On sait maintenant qu’il existe environ 15 plaques grandes et calmes, et une quarantaine d’autres, petites mais très vives. Mais même la tectonique des plaques, si elle est largement acceptée, demeure incomplète. On retrouve par exemple des fossiles d’un même reptile, Lystrosaurus, en antarctique et en Asie mais pas dans le reste des continents qui sont supposés avoir formé une seule plaque dans le passé. Pourquoi on ne retrouve pas des fossiles de ce reptile en Amérique du Sud ou en Afrique ?
Quant à Alfred Wegener, le Météorologue qui révolutionna la géologie, il mourut congelé dans une expédition au Groeland en 1930.
Mais à l’heure où le bilan définitif du tremblement de terre ayant touché la Turquie et la Syrie n’est toujours pas arrêté , revenons un peu sur les séismes, ces phénomènes qu’on connait un peu mieux grâce à la tectonique des plaques.
Si les scientifiques ne peuvent pas prédire la survenue des tremblements de terre, ils peuvent les comparer entre eux grâce à l’échelle développée conjointement par Charles Richter et Beno Gutenberg, même si elle a seulement pris le nom de Richter.
L’échelle de Richer est une mesure axiomatique des mouvements sismiques issue de mesures en surface. Elle est exponentielle, de manière à ce qu’un tremblement de terre de magnitude 7,3 est cinquante fois plus puissant qu’un séisme de 6,3, et 2 500 fois plus puissant qu’un séisme de magnitude 5,3. Un séisme de Magnitude 9 est quant à lui 1089 fois plus puissant qu’un séisme de Magnitude 7 sur l’échelle de Richter. Théoriquement, il n’y a pas de limite à la puissance d’un tremblement de terre. Il faut aussi garder à l’esprit que l’échelle de Richter est une simple mesure de force et ne dit rien des dégâts. Les secousses les plus dangereuses ne sont pas forcément les plus puissantes, même si la magnitude est un élément important. Par exemple, le séisme d’Agadir de 1960 n’était que d’une magnitude de 5.7, mais il frappa pile poile au-dessous de la ville avec les conséquences que l’on connait…
Mais le tremblement de terre le plus dévastateur jamais enregistré dans l’Histoire fut celui de Lisbonne de l’année 1755. La ville fut violemment secouée par un séisme aujourd’hui estimé à magnitude 8.5-9, et comble de l’horreur, ne cessa qu’après sept bonnes longues minutes.

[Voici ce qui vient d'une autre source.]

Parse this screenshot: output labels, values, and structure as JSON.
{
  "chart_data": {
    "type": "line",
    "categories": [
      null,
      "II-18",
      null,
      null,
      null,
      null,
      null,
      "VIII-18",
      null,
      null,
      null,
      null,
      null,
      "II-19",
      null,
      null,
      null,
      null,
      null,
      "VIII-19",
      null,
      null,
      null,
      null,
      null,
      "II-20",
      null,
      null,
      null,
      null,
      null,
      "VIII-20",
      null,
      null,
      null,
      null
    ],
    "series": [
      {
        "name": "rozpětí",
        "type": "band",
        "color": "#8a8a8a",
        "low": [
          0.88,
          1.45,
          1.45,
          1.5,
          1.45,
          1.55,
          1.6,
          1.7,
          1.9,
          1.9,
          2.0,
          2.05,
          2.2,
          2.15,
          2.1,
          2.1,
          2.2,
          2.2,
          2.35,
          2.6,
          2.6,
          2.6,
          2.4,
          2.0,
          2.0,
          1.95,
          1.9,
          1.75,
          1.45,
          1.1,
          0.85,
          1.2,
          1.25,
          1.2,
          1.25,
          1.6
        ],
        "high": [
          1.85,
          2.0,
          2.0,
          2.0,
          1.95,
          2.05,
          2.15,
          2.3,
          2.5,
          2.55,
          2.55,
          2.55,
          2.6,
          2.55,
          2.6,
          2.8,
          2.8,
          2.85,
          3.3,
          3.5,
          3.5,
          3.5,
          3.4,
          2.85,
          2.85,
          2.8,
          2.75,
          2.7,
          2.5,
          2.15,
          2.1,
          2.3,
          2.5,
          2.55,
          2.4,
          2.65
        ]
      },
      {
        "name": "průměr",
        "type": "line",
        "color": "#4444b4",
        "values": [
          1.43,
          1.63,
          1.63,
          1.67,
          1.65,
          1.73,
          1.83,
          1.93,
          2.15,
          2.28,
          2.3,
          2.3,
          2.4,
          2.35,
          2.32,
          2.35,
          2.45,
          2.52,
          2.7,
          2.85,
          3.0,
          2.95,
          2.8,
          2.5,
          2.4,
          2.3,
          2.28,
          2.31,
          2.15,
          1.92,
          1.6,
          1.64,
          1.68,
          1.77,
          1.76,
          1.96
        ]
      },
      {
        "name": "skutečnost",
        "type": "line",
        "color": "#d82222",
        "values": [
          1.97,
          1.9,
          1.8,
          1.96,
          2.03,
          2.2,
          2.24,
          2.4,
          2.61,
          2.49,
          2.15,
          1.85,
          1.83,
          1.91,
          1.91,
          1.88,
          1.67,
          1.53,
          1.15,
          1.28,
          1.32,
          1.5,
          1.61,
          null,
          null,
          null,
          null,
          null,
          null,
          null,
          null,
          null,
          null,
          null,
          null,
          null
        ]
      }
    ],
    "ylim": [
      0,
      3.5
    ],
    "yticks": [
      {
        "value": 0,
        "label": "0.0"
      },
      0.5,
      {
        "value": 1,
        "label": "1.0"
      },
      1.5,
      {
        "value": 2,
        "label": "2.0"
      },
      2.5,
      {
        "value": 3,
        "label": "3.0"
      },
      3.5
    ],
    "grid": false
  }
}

Ce séisme ne manqua pas de toucher le Maroc. Dans leur étude « Tremblement de terre de 1755 au Maroc : histoire, société et religion » des chercheurs reviennent sur l’impact du séisme de Lisbonne sur le Maroc. Un chroniqueur cités par les chercheurs, raconte : « Et l’on reçut des nouvelles de Salé que la mer se retira très loin et la population de Salé sortit pour contempler ce spectacle ; mais le flot revint vers le rivage et s’avança vers l’intérieur des terres jusqu’à environ une « massâfa », submergeant tous les gens qui se trouvaient en dehors de la ville. De nombreuses personnes moururent. Ce flot rencontrant une caravane composée d’un grand nombre de bêtes de somme et de gens se rendant à Marrakech, l’engloutit toute entière. Il emporta toutes les felouques et les barques qui se trouvaient sur le rivage, et une barque fut retrouvée à plus d’une massâfa de la mer. La suprématie est à Dieu seul. » Un autre relate à propos d’El Jadida : « les eaux de l’Océan s’élevèrent au-dessus de la muraille d’El Jadida et se répandirent dans la ville. Un grand nombre de poissons restèrent dans la ville quand la mer fut rentrée dans ses limites habituelles ; la mer déborda aussi sur les terrains de pâture et de culture ainsi que sur les redoutes qu’elle rasa complètement. Les bateaux et les canots du port furent presque tous brisés ». L’étude avertit que les témoins de l’époque ne sont pas nécessairement des sources spécialement fiables tant ils ont l’habitude de dramatiser même s’ il demeure certain que le mois de novembre 1755 fut fort effroyable pour bien des habitants du Maroc. Car en plus du séisme de Lisbonne, un deuxième séisme toucha à la fin de ce même mois de novembre la ville de Meknes. S’ il fut ressenti jusque dans les environs de Fès et Tetouan, il fut spécialement destructeur à Meknes qu’il détruisit presque entièrement.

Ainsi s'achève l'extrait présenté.